Now that all this is said and done, I have to work out how best to store them. They all have plastic sleeves and I've given them a good cupboard in the center of the house, away from the possibility of damp and sunlight. Right now, the climate is perfect--cool mid 20C, dependable and dry, but in a few month it's going to get hot. Outside it will certainly exceed 40C; indoors it won't be so bad, but definitely more than the recommended 18-21C (Wikipedia). Should I expect them to sustain significant damage under these conditions? Do I risk warping them, or worse?

Then there's the monsson season. It rains more than you can possibly imagine here--more or less nonstop from July to September. The sleeves will be very susceptible to mold (everything rots in the wet season). I'm seriously thinking of wrapping everything up watertight, filling the cupboard with silica jell and locking it up until the rains finish. (I have plenty of CDs to listen to in the mean time!)

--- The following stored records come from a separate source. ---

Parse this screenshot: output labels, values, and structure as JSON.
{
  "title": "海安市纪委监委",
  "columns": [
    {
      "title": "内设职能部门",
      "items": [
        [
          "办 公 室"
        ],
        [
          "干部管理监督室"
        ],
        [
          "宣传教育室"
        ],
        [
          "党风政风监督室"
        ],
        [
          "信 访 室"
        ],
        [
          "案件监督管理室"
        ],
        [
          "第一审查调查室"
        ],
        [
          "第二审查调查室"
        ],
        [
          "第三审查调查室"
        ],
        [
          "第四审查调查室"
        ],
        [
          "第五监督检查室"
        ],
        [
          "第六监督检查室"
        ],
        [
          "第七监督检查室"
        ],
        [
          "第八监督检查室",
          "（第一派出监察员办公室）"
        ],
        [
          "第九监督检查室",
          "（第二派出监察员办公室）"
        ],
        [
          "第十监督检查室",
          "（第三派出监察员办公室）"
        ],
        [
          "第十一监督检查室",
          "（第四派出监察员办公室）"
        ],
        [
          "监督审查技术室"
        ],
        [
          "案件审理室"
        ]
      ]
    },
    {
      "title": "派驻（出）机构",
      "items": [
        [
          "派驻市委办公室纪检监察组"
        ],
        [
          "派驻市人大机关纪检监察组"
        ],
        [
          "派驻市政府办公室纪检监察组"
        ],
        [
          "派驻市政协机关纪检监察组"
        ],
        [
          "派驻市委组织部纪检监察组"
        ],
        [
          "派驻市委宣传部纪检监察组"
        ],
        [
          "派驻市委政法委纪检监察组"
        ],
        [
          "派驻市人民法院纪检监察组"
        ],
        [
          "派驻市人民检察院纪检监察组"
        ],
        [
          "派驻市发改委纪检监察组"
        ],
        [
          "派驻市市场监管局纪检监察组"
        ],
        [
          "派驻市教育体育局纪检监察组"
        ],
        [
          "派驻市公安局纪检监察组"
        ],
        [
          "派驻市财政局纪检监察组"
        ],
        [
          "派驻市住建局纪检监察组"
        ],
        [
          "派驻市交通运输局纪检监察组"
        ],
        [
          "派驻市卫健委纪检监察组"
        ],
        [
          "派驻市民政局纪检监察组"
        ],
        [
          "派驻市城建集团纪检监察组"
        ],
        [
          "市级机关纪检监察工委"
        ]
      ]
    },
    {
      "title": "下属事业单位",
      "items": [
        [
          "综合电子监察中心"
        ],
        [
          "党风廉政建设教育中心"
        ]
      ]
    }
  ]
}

Basically, what I would like to find out is whether the 18-21C recommendation for archivists or whether it is a something I need to pay serious attention to. I could get a climate control for the cuppboard, I suppose, but I don't want to unless I really have to. My instinct says that my records are tough and the collection will survive. I've bought vinly out here that have clearly been baking in the Calcutta sun for 30 years, and they still sound fine. I have also scavanged a few off the ground after the flood in New Orleans. I wouldn't say that they played well after surviving being decontaminated in bleach water, but they definitely played.

Does anyone have any advise to share? Or anecdotes? I will welcome the off-topic.